Art has the power to push back against the violence of dehumanization of lives of those on the margins of visibility. Considering global interconnectedness that inform our daily lives and the interdependence of human beings, migration art-activism brings to focus the idea of sociopolitical equality as an ethical stance. Through diasporic aesthetics, refugee visual cultures, and migration arts, we can see that which has been concealed from public view, and to deliberate on the precariousness of lives at the margins.

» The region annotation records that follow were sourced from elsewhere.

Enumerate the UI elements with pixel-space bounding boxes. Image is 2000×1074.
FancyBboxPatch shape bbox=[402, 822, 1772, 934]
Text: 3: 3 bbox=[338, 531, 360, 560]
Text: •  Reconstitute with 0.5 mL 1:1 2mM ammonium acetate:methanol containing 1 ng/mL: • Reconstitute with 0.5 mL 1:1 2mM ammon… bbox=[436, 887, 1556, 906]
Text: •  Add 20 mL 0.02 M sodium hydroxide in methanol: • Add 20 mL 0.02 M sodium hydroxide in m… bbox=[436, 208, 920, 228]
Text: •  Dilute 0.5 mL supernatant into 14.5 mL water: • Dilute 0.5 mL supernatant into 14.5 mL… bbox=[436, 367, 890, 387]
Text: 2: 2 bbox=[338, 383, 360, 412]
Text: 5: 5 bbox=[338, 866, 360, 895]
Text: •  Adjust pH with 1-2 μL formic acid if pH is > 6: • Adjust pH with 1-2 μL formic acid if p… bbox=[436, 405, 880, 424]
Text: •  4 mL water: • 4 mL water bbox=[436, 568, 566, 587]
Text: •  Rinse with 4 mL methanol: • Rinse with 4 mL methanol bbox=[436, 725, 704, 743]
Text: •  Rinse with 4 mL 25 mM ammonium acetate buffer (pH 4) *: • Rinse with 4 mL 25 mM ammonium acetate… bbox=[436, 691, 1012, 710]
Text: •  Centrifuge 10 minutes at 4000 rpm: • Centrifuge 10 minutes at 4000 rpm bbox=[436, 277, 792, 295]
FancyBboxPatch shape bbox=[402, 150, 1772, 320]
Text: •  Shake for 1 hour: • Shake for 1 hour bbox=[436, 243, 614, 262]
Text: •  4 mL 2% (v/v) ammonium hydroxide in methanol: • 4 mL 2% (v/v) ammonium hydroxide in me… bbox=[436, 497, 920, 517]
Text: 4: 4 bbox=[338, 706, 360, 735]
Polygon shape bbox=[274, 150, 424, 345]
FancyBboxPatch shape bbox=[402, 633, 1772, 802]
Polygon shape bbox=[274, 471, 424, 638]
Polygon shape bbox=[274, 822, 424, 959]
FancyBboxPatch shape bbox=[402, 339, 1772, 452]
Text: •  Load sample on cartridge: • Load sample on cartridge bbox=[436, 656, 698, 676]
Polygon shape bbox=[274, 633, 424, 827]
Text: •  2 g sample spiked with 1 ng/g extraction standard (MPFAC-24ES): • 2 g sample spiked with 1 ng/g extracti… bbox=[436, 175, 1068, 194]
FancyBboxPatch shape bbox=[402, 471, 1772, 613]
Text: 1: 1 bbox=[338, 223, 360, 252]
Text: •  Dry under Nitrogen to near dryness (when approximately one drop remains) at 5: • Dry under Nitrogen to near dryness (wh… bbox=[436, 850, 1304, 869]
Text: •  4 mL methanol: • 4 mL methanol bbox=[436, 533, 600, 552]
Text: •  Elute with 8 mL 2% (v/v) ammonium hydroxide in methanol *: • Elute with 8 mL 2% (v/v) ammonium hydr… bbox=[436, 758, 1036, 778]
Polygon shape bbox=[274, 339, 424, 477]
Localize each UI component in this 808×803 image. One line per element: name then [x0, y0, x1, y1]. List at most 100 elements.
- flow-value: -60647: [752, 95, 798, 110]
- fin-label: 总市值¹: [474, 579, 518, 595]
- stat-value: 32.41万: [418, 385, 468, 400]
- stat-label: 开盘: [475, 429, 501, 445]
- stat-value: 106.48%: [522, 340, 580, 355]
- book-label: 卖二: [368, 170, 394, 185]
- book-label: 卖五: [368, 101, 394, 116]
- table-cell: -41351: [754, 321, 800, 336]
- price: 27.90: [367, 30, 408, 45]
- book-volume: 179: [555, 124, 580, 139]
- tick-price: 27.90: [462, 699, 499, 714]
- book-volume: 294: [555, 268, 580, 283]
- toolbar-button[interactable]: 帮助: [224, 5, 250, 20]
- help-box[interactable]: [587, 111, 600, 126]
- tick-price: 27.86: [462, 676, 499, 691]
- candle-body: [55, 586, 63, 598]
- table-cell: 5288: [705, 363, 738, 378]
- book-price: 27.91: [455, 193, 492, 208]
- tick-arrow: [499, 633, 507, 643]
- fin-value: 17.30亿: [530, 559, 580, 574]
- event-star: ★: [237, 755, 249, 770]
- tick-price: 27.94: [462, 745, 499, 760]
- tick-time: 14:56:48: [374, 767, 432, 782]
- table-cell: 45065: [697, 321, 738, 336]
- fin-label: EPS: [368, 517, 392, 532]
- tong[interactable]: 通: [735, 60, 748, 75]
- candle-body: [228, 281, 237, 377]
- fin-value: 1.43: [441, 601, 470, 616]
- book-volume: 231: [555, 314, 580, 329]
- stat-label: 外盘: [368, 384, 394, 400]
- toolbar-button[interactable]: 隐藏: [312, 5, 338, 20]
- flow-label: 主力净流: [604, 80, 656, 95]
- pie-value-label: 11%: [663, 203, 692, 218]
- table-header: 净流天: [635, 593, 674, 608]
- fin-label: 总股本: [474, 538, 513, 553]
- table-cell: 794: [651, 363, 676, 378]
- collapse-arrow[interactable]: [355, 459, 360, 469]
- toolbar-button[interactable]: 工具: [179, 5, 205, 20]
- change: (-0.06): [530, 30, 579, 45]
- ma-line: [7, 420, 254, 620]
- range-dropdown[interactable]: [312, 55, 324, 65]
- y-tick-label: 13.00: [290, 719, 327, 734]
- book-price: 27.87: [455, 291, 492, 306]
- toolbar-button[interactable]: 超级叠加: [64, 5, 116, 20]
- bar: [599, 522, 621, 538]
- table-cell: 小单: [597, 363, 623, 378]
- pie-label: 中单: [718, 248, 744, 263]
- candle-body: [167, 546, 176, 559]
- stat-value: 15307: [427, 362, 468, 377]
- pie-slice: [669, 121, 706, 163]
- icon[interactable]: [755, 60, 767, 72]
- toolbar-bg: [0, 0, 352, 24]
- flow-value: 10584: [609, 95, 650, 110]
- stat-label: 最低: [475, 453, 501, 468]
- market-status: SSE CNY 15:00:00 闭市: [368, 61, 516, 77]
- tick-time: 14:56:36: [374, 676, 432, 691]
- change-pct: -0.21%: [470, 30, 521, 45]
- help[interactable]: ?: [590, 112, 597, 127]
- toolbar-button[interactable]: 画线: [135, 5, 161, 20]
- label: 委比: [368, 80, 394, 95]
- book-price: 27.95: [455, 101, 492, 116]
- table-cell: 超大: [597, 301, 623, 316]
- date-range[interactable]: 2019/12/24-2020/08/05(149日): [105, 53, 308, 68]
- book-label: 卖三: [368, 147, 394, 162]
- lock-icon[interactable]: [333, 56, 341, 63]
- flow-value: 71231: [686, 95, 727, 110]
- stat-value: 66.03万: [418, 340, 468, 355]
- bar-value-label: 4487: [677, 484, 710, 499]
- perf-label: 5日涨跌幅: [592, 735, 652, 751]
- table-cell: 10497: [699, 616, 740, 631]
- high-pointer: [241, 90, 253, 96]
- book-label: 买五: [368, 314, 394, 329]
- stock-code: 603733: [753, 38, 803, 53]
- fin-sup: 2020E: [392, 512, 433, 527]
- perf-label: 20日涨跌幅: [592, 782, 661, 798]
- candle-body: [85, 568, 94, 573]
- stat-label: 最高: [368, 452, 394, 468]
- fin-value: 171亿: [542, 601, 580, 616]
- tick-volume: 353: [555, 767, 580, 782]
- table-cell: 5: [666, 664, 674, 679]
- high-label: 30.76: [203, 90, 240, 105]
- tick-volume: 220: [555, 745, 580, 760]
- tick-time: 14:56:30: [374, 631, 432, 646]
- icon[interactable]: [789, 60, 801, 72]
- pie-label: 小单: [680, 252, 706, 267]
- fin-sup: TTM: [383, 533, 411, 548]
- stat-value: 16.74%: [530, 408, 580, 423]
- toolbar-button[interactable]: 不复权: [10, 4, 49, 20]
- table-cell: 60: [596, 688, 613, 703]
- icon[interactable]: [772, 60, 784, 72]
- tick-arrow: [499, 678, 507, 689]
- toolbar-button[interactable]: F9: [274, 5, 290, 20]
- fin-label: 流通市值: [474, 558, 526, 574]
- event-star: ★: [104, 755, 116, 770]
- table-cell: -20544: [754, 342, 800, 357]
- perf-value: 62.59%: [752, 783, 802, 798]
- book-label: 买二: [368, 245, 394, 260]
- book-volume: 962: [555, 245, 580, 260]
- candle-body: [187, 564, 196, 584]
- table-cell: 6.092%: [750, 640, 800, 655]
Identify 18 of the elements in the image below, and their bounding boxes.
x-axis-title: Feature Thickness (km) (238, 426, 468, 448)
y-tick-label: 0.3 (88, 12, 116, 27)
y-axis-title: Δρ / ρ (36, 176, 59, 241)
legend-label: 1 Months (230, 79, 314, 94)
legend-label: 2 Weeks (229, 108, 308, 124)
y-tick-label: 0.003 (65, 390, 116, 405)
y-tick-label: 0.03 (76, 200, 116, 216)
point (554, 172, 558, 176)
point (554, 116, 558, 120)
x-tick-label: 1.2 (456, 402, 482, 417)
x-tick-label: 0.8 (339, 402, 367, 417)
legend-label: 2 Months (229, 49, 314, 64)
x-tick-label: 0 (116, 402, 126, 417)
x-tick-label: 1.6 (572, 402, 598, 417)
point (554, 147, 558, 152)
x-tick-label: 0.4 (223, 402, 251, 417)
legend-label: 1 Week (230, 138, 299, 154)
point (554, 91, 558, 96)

Reflecting on specific artworks such as “Limbo” series (2021) by Parastou Forouhar, “Grandmother” and “Nostalgia Carpet” (2016) by Zahra Hasanabadi, “Absence” (2018) by Taraneh Hemami, and “Caravan Flag” (2015) by Guillermo Galindo, this writing asks difficult questions about agency, politics of representation, and the power /limits of solidarity. How to enact an ethical empathic connection with the lives, struggles, and losses of those who are subject to systemic marginalization, abandonment, and dehumanization, through works of art? In The Force of Non-Violence (2020), Judith Butler offers a critique of “individualism” that assumes social interdependency as a weakness, rather than a powerful strategy for struggle towards ethical living. Reflecting on how decisions about lives worthy of grieving are made, Butler makes an effective argument for an intentional act of “solidarity” that brings to light the life, loss, and suffering of the other, as a shared sense of resistance against systemic violence of inequalities informed by “racial phantasms” in politics of belonging (2020: 75-102).
Using postmigration as a focal point, I demonstrate how art provides a powerful platform to connect us with diverse and often ignored stories of displacement and memories of crossing borders (both in the geopolitical sense of the term, as well as the sociocultural invisible boundaries of belonging).